In true rest we can be transparent about our pain. It’s a space where we can be ourselves even if it’s socially unacceptable. Even if it makes people uncomfortable. No matter our emotional condition, we must feel safe enough to let the pain and anger flow. But the purpose of allowing ourselves to be vulnerable is not so we may indulge in a tell-all session and remain unchanged afterwards.

Rest and peace precede healing, but we’ll be hard pressed to find our way if we never let our guard down. Our loved ones want to help—and they try—but nothing can transcend the boundaries of pain like the power of God’s love. He not only has the ability to heal us, He has the authority.

Resting in a solid, unchanging relationship, uncomplicated by the labels and demands of this life is a most precious slice of heaven here on earth.
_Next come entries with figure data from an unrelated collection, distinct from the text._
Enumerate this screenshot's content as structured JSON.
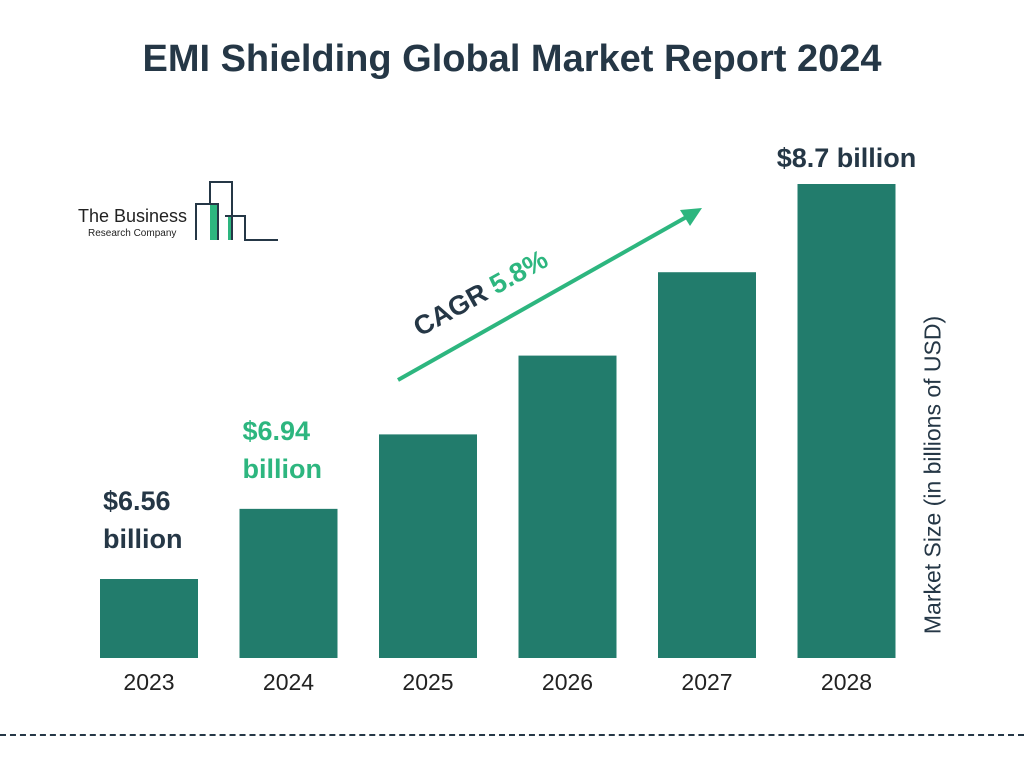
{
  "title": "EMI Shielding Global Market Report 2024",
  "logo": {
    "line1": "The Business",
    "line2": "Research Company"
  },
  "colors": {
    "bar": "#227c6c",
    "title": "#253746",
    "accent": "#2db67f"
  },
  "chart_data": {
    "type": "bar",
    "categories": [
      "2023",
      "2024",
      "2025",
      "2026",
      "2027",
      "2028"
    ],
    "values": [
      6.56,
      6.94,
      null,
      null,
      null,
      8.7
    ],
    "data_labels": [
      {
        "category": "2023",
        "line1": "$6.56",
        "line2": "billion",
        "color": "#253746"
      },
      {
        "category": "2024",
        "line1": "$6.94",
        "line2": "billion",
        "color": "#2db67f"
      },
      {
        "category": "2028",
        "line1": "$8.7 billion",
        "line2": "",
        "color": "#253746"
      }
    ],
    "annotation": {
      "label": "CAGR",
      "value": "5.8%"
    },
    "ylabel": "Market Size (in billions of USD)",
    "xlabel": "",
    "grid": false
  }
}
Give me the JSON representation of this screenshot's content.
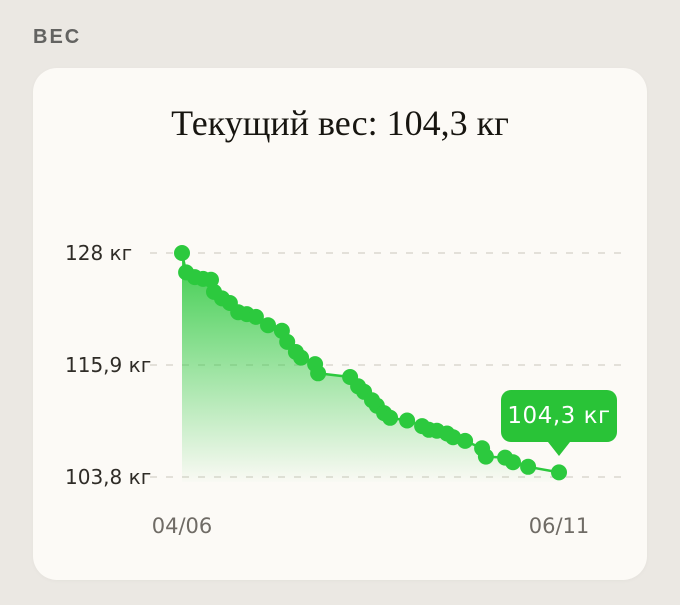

Let God catch your tears and wipe them away. Let Him set you upright on the Rock. Allow Him to keep the world at bay while you allow yourself to be vulnerable, authentic, and truthful in your pain. He longs to hear your voice, heal your pain, and turn it into something beautiful.

Quiet time in our Father’s hands will give purpose to our pain, but—in the meantime—His heart is to give us rest and protection while we recover. The world will tell us that God helps those who help themselves, but God says He’ll help anyone who will invite Him.

NOW LIVE LOVED and THRIVE!



Self-Reflection

These questions are in no way a substitute for healthcare professionals or any level of professional counseling. I’m an advocate for taking care of oneself mentally, physically, emotionally, and spiritually. These questions reflect my heart, NOT my profession.

This questionnaire is an opportunity to journal your thoughts and feelings. It can serve as a launching pad on which to evaluate your heart condition as you understand it. My hope is that you will take the truths you discover about yourself and hold them up to the Light to evaluate them against who God says you are.

  • How have you been defining rest?
  • How does God define rest?
  • Do you need God’s rest? If so, in what area of your life do you need rest?
  • What is one thing you can do to rest in the way that God says is restful?
  • What is the biggest challenge when you’re trying to rest?
  • What change(s) do you need to make that will result is a better quality of rest for you?

Talk to God about your answers. Give Him praise, ask Him questions and then listen for His gentle response.



Take Action

Use God’s word to take control over the traumas in your life.  Whenever you feel terrorized by your thoughts take them captive by replacing them with the truth of God’s promises in His word.

Here is a scripture for you to print, cut and carry with you and/or post in places where you will see it often. Ground yourself in God’s truths not Satan’s attacks. Encourage your heart and mind every time you are reminded of His great love for YOU!

Here is what God’s word says about His unfailing, relentless, unending love for you:  “Are you tired? Worn out? Burned out on religion? Come to me. Get away with me and you’ll recover your life. I’ll show you how to take a real rest. Walk with me and work with me—watch how I do it. Learn the unforced rhythms of grace. I won’t lay anything heavy or ill-fitting on you. Keep company with me and you’ll learn to live freely and lightly.”—Matthew 11:28-30 (The Message)

When you read God’s word say to yourself: God knows I get burned out. He has rest for me. Rest that will help me not only survive but recover. It’s a ebb and flow of His grace for me. He invites me to walk with Him and to live freely and lightly because of who He is.